Llegó el invierno. Uno de ellos cogió un catarro. En comunión se lo
trasmitió a todos sin excepción. Todos se curaron a los pocos días, menos el
abuelo. Éste continuó exhibiendo síntomas y molestias, terribles según él
mismo, durante los meses siguientes. ¿Por qué llamaba la atención con ellos si
su actitud general era la de a quien le da lo mismo todo, estar aquí o allí,
ser o no ser? La respuesta será siempre un enigma. El viejo tosía, escupía y le
dolía el cuerpo entero hasta conseguir algo de caso. Quizás fuese eso…
Un domingo, un aburrido (como los
domingos suelen) domingo, la madre (única persona en el hogar con suficiente
autoridad para adoptar ese tipo de decisiones unilateralmente) cedió al
chantaje emocional del “¡Estoy mal! -
¿Qué le duele, padre? - ¡Todo!” y lo llevaron al centro de salud. En el
centro de salud el doctor de guardia, teniendo un exótico comportamiento de
dedicación que desmentía el contexto “de guardia” un domingo por la tarde (o
quizás por eso mismo y pasarle así la pelota a otro) ordenó ingresarle en el
hospital para una exhaustiva exploración. Se acababa de abrir el bote de la
mierda. Bueno, digamos mejor que el bote de la mierda ya estaba abierto y que
entonces, por primera vez, empezaron a entreoler su tufo.

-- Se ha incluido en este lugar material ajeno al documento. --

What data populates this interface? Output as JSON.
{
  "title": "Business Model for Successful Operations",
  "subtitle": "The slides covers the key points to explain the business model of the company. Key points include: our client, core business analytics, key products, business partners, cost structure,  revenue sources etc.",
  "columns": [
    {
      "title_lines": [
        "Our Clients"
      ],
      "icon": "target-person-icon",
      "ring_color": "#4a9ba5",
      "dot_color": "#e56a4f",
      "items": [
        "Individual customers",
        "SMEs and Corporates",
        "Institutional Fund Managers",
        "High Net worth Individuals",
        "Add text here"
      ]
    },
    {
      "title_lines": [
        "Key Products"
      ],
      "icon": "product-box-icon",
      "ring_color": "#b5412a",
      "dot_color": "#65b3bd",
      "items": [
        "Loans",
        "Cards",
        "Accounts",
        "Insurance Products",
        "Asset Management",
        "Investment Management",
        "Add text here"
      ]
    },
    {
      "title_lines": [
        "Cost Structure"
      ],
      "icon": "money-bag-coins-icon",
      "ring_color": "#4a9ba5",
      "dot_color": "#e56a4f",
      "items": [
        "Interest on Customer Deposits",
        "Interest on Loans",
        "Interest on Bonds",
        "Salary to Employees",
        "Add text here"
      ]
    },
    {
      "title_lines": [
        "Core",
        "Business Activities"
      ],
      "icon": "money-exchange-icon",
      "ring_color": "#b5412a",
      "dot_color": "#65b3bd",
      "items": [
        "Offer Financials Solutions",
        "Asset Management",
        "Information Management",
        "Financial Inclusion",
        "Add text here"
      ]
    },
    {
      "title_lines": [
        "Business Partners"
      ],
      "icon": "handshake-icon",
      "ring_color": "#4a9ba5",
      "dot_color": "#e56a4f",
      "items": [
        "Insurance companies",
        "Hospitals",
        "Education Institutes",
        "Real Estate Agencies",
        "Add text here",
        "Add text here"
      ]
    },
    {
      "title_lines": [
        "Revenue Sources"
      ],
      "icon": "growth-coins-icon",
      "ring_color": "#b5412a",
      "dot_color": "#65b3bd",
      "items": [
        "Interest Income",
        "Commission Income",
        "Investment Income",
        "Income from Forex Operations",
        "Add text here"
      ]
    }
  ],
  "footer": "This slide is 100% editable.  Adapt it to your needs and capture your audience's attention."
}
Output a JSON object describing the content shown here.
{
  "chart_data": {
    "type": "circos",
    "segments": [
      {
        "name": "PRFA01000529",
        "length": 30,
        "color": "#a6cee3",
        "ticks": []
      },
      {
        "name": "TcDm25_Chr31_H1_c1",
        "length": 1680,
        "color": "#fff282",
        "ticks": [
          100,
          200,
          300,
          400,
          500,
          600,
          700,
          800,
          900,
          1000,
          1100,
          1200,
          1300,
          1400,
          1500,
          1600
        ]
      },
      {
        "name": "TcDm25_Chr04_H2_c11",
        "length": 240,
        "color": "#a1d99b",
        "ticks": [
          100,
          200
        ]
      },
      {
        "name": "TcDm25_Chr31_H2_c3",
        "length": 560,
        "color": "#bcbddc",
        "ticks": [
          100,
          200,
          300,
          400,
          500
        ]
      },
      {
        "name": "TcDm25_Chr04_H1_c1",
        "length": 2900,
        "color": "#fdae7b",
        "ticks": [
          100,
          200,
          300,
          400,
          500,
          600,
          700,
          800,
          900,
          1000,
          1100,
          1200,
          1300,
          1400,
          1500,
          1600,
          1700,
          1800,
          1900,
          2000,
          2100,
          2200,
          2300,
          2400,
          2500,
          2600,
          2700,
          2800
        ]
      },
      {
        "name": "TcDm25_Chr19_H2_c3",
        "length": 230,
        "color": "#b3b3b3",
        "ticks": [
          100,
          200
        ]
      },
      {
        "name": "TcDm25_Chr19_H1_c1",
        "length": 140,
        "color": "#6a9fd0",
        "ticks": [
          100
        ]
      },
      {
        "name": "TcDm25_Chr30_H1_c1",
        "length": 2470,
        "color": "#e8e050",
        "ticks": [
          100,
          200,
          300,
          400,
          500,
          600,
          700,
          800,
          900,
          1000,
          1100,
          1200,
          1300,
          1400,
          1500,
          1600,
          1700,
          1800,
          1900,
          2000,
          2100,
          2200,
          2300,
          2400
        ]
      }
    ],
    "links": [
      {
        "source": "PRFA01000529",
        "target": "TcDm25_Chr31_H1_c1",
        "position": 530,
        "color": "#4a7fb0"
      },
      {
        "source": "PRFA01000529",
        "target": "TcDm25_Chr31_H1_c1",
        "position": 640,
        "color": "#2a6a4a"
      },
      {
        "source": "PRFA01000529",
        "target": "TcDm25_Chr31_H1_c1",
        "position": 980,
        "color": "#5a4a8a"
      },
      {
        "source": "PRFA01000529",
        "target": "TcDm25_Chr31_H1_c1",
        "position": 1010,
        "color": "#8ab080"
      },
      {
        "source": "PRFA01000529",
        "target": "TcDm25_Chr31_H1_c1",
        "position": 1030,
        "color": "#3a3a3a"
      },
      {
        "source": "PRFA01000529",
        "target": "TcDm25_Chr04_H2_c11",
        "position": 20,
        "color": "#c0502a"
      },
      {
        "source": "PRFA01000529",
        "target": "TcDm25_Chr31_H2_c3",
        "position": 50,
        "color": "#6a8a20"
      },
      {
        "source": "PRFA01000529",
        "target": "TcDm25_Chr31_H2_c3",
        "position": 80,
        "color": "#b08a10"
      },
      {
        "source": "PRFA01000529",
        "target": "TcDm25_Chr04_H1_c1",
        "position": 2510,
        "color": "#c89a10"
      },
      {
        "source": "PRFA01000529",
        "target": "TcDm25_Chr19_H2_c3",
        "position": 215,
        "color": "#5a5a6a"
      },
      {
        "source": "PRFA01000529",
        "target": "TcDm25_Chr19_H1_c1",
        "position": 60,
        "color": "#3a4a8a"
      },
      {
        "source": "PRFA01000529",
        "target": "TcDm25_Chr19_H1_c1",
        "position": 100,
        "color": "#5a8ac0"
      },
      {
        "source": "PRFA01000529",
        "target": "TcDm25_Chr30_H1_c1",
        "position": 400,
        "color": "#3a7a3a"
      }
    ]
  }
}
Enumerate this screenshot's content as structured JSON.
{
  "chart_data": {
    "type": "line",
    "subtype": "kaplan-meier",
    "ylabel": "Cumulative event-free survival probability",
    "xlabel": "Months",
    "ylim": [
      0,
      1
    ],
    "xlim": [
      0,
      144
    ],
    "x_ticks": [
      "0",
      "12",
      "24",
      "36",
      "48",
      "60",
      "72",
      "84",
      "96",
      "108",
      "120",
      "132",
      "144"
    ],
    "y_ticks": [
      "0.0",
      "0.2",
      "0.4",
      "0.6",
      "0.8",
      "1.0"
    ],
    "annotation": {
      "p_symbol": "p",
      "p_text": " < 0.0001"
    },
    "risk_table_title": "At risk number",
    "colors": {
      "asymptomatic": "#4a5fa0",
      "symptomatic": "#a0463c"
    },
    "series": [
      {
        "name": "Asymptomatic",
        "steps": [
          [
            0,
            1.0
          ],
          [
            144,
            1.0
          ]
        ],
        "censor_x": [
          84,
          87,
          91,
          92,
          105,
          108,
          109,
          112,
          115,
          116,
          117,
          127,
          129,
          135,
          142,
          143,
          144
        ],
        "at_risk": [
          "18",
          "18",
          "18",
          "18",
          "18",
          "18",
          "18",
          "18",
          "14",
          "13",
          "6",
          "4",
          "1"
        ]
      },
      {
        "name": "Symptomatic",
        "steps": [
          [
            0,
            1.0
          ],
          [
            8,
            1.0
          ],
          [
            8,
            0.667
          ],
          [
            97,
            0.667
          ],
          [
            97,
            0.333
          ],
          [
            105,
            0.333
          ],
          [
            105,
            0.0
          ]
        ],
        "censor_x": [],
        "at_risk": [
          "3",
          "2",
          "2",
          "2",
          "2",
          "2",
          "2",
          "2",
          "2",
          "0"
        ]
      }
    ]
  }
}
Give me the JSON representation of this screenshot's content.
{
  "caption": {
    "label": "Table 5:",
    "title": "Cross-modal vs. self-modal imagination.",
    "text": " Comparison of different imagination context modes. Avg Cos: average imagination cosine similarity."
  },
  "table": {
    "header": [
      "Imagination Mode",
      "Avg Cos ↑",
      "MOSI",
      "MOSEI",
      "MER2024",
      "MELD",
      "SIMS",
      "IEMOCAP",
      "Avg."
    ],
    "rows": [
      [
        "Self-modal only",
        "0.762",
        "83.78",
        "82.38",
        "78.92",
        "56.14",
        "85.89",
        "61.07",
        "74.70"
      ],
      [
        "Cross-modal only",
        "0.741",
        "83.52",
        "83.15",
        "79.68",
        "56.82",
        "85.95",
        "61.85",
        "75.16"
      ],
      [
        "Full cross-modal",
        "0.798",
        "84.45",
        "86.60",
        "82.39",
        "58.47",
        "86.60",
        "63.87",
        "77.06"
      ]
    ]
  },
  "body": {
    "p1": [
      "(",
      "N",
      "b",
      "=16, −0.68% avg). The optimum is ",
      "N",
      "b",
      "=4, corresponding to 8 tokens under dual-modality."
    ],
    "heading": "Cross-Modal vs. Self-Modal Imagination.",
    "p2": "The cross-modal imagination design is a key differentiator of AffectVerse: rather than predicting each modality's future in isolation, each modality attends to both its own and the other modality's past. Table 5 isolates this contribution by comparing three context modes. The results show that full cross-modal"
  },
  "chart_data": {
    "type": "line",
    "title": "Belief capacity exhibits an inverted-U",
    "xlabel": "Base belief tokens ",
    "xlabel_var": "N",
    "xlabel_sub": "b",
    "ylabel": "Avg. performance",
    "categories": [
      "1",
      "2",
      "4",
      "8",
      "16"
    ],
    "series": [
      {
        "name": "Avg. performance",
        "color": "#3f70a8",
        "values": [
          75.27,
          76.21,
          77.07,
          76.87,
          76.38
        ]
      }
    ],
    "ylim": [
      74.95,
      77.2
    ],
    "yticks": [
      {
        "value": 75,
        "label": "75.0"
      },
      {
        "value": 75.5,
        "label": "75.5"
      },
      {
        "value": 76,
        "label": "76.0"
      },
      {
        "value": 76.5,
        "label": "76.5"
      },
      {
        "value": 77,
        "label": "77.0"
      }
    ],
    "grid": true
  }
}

La semana que el viejo estuvo
ingresado fue un infierno para todos. Mientras al anciano lo practicaban una
batería de pruebas, la madre, en su abnegado rol de redentorista, se tiraba los
días y las noches en el hospital. Para dramatizarlo más, apenas comió ni durmió
nada en ese periodo. Con ello acentuaba la proyección al mundo de su
preocupación absoluta. Fue una actitud sumamente inteligente en un momento en
el que lo que se pedía era, al contrario de esas chorradas de salvapatria,
utilidad y sentido práctico. El resto se apañó como pudo, aprendiendo un
ejemplo más de que el egoísmo es el motor que mueve al que medra. El viejo
mientras tanto estaba feliz siendo el centro, obligando a todo el colectivo,
tiranizando a los demás en la línea editorial que ordenaba que sus síntomas de
catarro estaban por encima del resto: puestos de trabajo, horario, vidas… Nadie
se imaginaba que fuese algo grave, aunque la gravedad no era una coyuntura descabellada
en el transcurso habitual de una vejez. Tantas veces había venido el lobo antes,
y las motivaciones individuales de la madre y del anciano en el asunto eran tan
intrínsecamente impostadas e individualistas (ambos satisfaciendo sus egos),
que el resto se hubo de volver cínico en legitima defensa.
Al final de esa semana les
comunicaron los resultados. Era la receta definitiva. Al abuelo, según las
previsiones del equipo médico, le quedaban unos dos meses. La “noticia” la supo
todo el grupo familiar rápidamente, todos menos el afectado. ¿De qué hubiese
servido contárselo? A él se le colocó una mentira (quizás la coletilla
“piadosa” esté mejor puesta aquí que nunca) ambientada con sesiones en una
maquina de oxigeno.
En su regreso a casa lo instalaron en
el comedor, feudo del Señor Mono. Aunque pudiera parecer que era una manera de
arrinconarlo, de apartarlo en el trance para evitar la difícil conversación, y
convivencia, con alguien que ya no es, que solo está difiriendo un instante (el
último) ya concretado, no era así. No esquivaban la significación de la
desesperanza. Al contrario, era un detalle, era incluirlo en el espacio más
exclusivo y señalado del hogar. Allí trasladaron un butacón y una mesa camilla
en la que el anciano apoyaba los codos sobre el hule floreado. Allí continuó
como antes de la revelación de la verdad, haciendo una vida (o anti-vida) más propia de un tiesto que de un
humano. No era una novedad (aunque el diagnostico pretendiese matizar de eso
algo ya establecido de antemano), solo la suave progresión de la desidia, de la
decadencia, la derrota y el hundimiento.
De vez en cuando, cada día, se cruzaban la mirada vacía, casi bobina, del
silencioso viejo con los ojillos de plástico vidriado del Señor Mono. No se
decían nada porque, realmente, nada tenían que decirse. El Señor Mono, discreto
como siempre, se guardaba mucho de dar su opinión. Tampoco es que nadie se la
pidiera. Estaban todos muy ocupados con asuntos más apremiantes.